During the years when I was traveling and meeting all kinds of people with all kinds of beliefs I realized that respect was not something to expect. It was something to give. It was truly not for me to judge whether someone was worthy of it. And that was all. Justice was found in the way I lived. I could not control anything or anyone else. And this was when I found true freedom. Freedom to love and to be respectful regardless of the personality of the other person. And freedom to stand with confidence, with compassion as my guide, in the midst of those who showed me none.

Life doesn’t always make sense. Grownups are never all grownup. Governments and groups will always get ridiculous at some point. Our problems won’t solve themselves. And if we wait for others to solve our problems for us we will be waiting a very long time with many things left unresolved. We are all learning and we all make mistakes. It is how much we learn from our mistakes and what we choose to do next that makes all of the difference. Love and compassion and hope, these guide my steps through an often confusing and unjust world.

It takes a certain kind of bravery to look at life squarely in its eyes and see it true, especially when the picture of reality we have created for ourselves is unflattering. Unfettering ourselves from rationalizations and blame and corruption we have created or accepted from others, starts with a determination to live beyond what our expectations of what we thought life was going to be like.
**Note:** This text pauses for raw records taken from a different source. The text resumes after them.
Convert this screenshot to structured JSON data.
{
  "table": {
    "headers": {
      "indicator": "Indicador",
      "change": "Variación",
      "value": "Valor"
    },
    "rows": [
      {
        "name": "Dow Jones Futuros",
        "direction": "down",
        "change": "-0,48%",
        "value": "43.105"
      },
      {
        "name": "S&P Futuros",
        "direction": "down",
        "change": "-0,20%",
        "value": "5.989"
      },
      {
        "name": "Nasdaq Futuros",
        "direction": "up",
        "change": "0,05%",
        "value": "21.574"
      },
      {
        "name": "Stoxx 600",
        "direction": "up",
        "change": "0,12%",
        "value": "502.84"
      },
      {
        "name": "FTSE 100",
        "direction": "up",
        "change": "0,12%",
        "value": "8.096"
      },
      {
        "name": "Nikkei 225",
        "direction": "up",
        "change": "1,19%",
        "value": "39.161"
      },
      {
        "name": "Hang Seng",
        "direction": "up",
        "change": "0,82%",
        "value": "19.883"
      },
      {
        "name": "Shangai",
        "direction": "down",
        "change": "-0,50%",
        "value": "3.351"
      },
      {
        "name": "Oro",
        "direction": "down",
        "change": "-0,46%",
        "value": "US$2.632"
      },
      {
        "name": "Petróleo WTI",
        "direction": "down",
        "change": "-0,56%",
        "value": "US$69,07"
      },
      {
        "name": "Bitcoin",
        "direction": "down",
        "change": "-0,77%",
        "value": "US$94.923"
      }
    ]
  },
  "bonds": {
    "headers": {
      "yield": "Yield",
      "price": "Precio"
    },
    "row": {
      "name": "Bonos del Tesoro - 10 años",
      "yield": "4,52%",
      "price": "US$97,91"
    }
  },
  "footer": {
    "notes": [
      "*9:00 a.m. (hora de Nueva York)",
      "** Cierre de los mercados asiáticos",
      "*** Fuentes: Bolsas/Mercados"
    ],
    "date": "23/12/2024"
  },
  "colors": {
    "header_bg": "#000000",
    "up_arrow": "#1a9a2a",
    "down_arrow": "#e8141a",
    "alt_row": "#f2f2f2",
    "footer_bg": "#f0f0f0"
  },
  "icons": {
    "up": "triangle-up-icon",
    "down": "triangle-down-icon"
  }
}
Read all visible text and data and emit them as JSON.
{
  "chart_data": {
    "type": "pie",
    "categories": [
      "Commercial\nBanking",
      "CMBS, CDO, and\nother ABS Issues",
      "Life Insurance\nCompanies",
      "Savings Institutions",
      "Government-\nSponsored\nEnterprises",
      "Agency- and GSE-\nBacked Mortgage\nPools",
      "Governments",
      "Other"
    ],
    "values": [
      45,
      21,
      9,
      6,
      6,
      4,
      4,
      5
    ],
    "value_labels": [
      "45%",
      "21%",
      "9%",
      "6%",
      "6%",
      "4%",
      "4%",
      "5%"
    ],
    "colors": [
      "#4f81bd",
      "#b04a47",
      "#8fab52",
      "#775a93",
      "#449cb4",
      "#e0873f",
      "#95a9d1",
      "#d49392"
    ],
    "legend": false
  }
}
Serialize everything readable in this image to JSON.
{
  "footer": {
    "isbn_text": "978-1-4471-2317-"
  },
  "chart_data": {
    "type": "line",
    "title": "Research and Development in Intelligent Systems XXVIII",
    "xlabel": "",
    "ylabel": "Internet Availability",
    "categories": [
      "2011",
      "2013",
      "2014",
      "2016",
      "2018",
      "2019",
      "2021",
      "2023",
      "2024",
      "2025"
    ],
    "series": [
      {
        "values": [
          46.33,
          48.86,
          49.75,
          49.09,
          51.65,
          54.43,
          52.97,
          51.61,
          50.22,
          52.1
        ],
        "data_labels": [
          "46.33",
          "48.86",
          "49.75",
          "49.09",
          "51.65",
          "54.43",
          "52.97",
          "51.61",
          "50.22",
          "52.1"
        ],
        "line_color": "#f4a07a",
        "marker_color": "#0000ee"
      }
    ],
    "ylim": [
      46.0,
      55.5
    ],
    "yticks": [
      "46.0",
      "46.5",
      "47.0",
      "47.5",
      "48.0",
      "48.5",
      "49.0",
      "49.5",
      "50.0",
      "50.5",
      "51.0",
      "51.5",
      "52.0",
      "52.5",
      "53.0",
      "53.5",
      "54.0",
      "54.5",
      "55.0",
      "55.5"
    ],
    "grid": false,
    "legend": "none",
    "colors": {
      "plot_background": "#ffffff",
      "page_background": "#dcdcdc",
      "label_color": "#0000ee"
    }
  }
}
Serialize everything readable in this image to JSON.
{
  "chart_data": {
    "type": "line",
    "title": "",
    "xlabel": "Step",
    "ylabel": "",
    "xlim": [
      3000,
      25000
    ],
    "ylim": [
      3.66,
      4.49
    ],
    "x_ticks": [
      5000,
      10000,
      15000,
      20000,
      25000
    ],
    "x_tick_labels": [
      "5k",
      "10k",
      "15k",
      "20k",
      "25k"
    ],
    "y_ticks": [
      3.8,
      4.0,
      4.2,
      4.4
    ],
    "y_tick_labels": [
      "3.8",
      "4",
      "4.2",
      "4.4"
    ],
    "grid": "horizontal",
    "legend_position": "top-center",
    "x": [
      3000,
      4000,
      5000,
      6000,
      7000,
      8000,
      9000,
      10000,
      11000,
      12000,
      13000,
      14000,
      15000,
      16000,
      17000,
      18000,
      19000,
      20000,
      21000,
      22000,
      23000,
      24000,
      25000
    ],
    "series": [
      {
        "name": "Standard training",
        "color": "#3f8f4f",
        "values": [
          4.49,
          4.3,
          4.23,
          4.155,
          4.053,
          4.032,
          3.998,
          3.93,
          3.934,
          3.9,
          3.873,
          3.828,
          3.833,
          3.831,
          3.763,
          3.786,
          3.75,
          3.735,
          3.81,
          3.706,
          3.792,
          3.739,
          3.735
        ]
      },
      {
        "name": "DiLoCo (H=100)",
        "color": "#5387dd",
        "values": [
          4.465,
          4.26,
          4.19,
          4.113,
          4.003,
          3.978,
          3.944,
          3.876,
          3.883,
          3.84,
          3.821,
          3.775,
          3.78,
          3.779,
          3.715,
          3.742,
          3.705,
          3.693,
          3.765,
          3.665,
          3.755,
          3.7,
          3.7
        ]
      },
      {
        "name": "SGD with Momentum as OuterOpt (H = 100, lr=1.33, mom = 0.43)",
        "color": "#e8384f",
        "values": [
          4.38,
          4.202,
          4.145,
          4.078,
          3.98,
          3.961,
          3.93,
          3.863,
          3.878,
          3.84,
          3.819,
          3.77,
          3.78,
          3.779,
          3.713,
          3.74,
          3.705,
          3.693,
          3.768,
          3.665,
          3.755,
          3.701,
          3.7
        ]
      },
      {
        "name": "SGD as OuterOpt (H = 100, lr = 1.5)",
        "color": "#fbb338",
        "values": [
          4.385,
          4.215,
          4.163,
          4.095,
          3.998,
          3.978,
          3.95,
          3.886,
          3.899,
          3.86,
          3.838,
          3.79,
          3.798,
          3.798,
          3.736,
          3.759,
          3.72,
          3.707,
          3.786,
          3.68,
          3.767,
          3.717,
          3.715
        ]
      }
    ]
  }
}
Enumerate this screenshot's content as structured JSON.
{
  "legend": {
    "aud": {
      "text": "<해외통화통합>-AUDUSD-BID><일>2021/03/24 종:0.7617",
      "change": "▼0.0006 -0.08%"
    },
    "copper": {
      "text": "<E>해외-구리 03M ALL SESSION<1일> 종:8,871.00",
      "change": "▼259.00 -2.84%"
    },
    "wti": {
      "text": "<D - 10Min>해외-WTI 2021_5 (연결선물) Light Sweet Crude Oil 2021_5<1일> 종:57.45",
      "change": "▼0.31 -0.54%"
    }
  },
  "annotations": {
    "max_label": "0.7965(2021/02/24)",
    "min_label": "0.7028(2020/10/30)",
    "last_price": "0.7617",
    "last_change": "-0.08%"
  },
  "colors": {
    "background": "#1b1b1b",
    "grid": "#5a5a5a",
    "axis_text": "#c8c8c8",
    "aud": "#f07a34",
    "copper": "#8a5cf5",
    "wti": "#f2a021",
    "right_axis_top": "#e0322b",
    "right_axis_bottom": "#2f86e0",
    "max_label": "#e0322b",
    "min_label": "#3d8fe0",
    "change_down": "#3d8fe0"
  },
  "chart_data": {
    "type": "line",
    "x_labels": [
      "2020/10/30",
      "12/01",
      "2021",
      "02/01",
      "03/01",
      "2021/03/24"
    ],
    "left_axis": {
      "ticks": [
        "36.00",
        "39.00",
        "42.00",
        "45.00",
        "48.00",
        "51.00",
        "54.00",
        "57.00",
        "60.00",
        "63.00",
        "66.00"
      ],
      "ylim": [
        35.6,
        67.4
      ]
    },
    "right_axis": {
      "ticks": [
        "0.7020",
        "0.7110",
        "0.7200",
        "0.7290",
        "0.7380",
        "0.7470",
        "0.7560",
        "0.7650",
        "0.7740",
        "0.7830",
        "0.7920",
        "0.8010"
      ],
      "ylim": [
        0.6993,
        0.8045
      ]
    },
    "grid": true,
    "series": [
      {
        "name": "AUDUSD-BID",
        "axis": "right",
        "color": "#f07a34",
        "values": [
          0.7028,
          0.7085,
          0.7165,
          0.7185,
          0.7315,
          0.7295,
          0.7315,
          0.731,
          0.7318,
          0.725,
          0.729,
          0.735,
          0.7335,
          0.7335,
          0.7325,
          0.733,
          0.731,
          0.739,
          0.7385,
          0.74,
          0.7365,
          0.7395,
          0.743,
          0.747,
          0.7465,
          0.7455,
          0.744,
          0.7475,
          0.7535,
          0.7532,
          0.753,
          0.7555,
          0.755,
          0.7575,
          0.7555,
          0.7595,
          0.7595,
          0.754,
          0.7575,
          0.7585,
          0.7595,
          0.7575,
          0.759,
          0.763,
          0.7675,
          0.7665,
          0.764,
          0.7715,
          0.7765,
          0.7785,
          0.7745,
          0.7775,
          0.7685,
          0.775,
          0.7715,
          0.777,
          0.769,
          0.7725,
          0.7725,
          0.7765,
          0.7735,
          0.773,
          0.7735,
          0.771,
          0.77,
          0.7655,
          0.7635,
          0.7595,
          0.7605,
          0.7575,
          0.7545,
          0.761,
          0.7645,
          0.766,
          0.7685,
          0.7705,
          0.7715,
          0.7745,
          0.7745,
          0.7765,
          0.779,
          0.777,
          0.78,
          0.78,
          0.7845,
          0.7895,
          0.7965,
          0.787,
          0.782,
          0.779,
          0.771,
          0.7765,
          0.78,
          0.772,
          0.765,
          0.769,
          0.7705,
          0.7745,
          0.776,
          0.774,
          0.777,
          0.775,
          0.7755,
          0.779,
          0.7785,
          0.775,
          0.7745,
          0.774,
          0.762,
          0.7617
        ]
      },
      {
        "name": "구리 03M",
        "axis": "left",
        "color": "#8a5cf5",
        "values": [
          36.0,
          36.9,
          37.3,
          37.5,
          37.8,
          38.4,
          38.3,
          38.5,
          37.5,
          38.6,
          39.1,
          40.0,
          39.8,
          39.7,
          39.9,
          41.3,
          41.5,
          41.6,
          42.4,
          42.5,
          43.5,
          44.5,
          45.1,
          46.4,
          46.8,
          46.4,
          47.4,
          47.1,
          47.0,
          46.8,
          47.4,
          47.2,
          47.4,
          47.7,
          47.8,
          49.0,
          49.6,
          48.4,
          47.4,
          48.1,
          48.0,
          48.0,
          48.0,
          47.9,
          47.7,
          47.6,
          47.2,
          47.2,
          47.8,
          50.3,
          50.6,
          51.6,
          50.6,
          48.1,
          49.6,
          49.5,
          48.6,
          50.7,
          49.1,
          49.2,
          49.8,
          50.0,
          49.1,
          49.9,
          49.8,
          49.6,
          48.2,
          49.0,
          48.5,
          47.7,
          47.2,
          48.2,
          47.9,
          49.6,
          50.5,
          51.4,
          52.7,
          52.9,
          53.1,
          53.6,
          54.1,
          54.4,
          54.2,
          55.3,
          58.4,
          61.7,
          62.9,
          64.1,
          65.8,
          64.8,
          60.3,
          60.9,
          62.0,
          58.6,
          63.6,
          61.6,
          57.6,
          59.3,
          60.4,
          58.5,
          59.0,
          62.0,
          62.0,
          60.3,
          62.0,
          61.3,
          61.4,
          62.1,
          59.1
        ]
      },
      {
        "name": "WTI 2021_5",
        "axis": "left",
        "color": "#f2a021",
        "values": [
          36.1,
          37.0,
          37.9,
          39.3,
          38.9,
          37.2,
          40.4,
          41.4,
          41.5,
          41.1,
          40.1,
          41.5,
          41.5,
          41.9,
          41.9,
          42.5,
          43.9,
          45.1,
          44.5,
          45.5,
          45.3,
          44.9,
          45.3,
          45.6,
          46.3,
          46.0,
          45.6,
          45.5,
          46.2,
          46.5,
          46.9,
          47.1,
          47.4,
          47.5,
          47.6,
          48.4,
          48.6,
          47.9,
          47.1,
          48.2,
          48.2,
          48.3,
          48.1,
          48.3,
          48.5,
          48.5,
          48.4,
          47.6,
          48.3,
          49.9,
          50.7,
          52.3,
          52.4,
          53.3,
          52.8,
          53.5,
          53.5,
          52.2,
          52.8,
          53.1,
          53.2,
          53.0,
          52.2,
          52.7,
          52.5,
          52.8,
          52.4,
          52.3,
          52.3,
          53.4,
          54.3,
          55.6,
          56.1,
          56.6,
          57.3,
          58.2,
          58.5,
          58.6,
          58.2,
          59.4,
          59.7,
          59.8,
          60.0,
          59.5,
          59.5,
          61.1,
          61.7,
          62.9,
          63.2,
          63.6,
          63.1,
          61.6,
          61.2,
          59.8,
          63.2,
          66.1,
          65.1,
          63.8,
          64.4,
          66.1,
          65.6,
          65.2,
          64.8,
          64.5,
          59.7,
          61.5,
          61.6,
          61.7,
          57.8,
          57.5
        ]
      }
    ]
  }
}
And to choose instead to take a step out into an unknown way of living with the hope that the truth and love and compassion would ultimately set us free.

These are two great treasures that my grandparents gave to me. I have passed them onto my children too. The first was, “Your good name is worth more than gold.” So be honest in all things, especially with yourself.

And the next one which took me a life time to learn was this, “You may have to fight two or three times in your life. And every decision, great and small, that you make will give you the strength and the integrity to survive.” Every time you make a choice you add to your memories and your character. Not many people these days value integrity or virtue. There probably aren’t many people who would even know what these words mean. But they are good words to live by.

There have only been a few times in my life when I thought, I’m so tired of setting such a high standard for myself. No-one else does this. Why should I? It is so lonely. It looks like everyone is out having fun, why shouldn’t I have fun too? This frame of mind made me vulnerable to self-deception. And this frame of mind created fertile ground for other people to lie to me and for me to be so hungry for love or acceptance that I believed them, to my own detriment. And then I would find myself drowning in an unrecognizable sea of rationalizations and ignorance. Which invariably led me down a path of regret.

I don’t argue with myself over what is right or wrong anymore. I have learned that the truth is very simple. I have learned that mistakes are part of the human experience and that includes mine too. So I can look at them and learn from them and go on to take the next new step forward. I have learned that a life well lived is its own reward.